Pourquoi avoir choisi de mener une action silencieuse, un “sit-in”, pour la journée internationale des droits des femmes, le 8 mars 2023 ?

C’était la première action du genre. Il y a déjà eu des manifestations non féministes, comme des grèves et des manifestations en principauté, mais des actions féministes citoyennes, et non gouvernementales comme cette initiative, c’était la première fois. Il faut aussi préciser qu’il n’y a pas d’association derrière cette action. Ce sont des femmes et des hommes, des résidentes et des non résidentes, notamment des étudiantes de l’International University of Monaco (IUM), qui ont choisi de s’engager.

Juliette Rapaire Les Nouvelles réformatrices
« Monaco fait 2 km2 sur une planète Terre qui est très vaste. On est bien sûr obligé de parler des droits des femmes, dans leur ensemble. » Juliette Rapaire. © Photo Clément Martinet / Monaco Hebdo

Vous aviez peur de ne pas pouvoir organiser une manifestation à l’esprit féministe ?

Si nous avons choisi de mener une opération silencieuse, c’est aussi parce que nous avions abordé un sujet assez “touchy” [assez sensible — NDLR], qui est celui de l’interruption volontaire de grossesse (IVG). Mais sans parler. Nous l’avons fait à l’aide de pancartes qui ont été validées par les policiers.

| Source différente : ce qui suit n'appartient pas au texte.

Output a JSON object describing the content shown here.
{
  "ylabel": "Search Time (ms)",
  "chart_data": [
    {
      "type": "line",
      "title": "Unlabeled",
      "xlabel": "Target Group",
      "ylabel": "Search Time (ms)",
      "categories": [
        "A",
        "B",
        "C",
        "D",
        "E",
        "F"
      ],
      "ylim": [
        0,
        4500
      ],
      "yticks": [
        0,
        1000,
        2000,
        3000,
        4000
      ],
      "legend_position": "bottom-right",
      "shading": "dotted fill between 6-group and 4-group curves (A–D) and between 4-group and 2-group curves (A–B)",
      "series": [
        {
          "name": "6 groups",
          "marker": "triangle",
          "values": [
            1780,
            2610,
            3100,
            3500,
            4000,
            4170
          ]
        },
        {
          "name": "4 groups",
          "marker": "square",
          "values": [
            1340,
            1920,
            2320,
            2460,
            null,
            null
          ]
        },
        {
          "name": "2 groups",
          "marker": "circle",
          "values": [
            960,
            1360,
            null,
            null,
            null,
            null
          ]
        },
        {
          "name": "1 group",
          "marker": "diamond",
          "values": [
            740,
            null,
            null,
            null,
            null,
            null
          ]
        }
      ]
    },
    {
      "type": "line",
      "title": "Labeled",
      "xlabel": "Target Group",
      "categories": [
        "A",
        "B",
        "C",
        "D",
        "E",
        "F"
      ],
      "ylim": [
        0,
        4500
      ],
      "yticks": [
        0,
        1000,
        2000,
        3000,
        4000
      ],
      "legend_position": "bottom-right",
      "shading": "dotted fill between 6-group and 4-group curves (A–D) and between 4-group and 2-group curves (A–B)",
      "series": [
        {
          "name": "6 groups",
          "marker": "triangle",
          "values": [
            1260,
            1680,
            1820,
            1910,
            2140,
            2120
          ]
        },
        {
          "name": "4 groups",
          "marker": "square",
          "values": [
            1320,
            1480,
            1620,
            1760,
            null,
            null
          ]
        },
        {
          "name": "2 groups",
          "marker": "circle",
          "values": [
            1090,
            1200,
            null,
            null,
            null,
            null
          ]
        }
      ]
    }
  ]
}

Que disait cette pancarte ?

« Ma vie, mon corps, mon choix », suivi d’un hashtag #IVGMonaco. Nous avions peur que la manifestation ne soit pas autorisée si on parlait de ce sujet sensible, mais ça n’a pas été le cas. Nous avons également abordé d’autres thématiques à travers nos pancartes, comme la question de la liberté des femmes en Iran, et celle des femmes ukrainiennes également, en contexte de guerre.

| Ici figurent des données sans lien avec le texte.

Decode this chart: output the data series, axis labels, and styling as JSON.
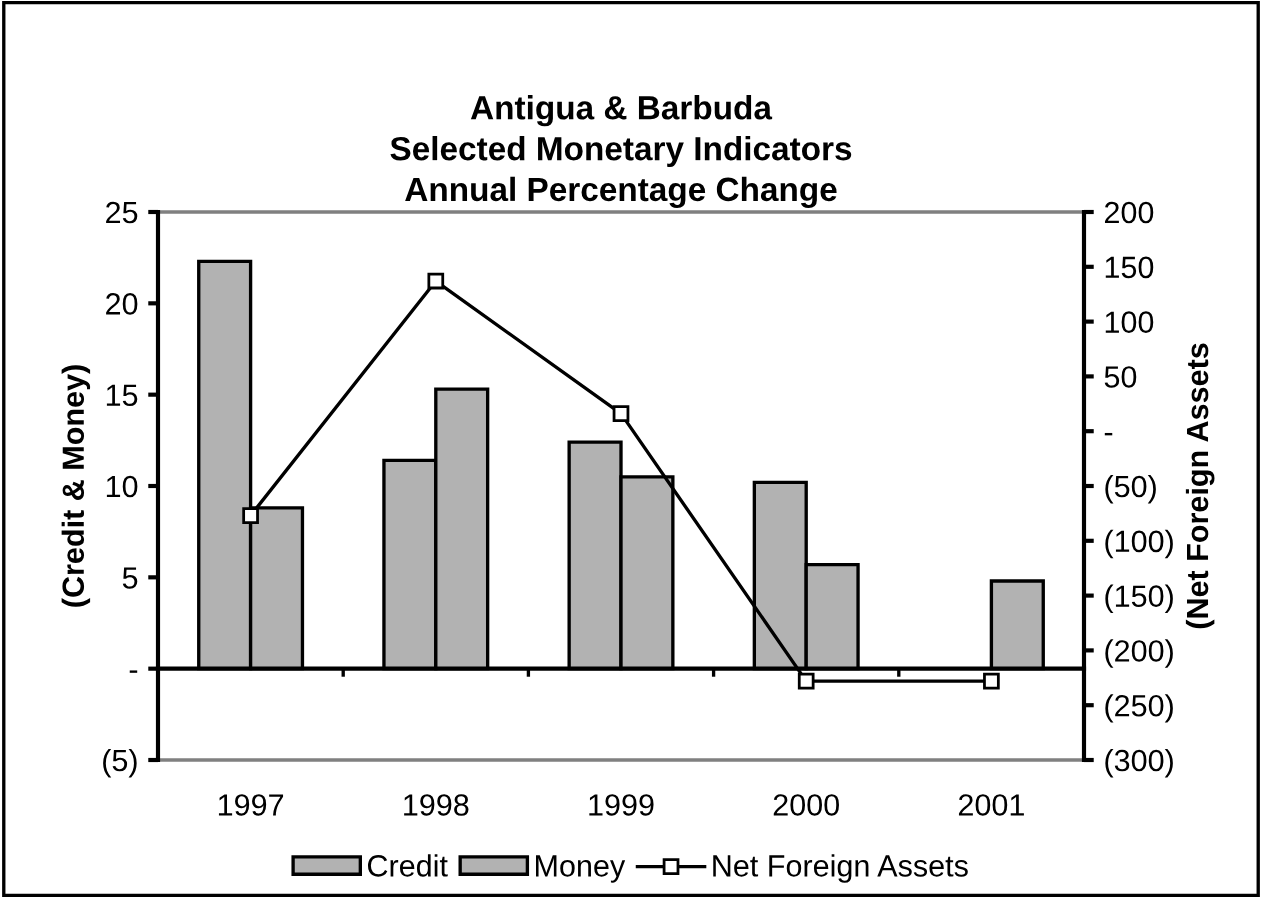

« Si nous avons choisi de mener une opération silencieuse, c’est aussi parce que nous avions abordé un sujet assez “touchy” [assez sensible — NDLR], qui est celui de l’interruption volontaire de grossesse (IVG). Mais sans parler. Nous l’avons fait à l’aide de pancartes qui ont été validées par les policiers »

Juliette Rapaire

En manifestant en plein centre de Monaco, sur la place d’Armes, vous vouliez faire réagir ?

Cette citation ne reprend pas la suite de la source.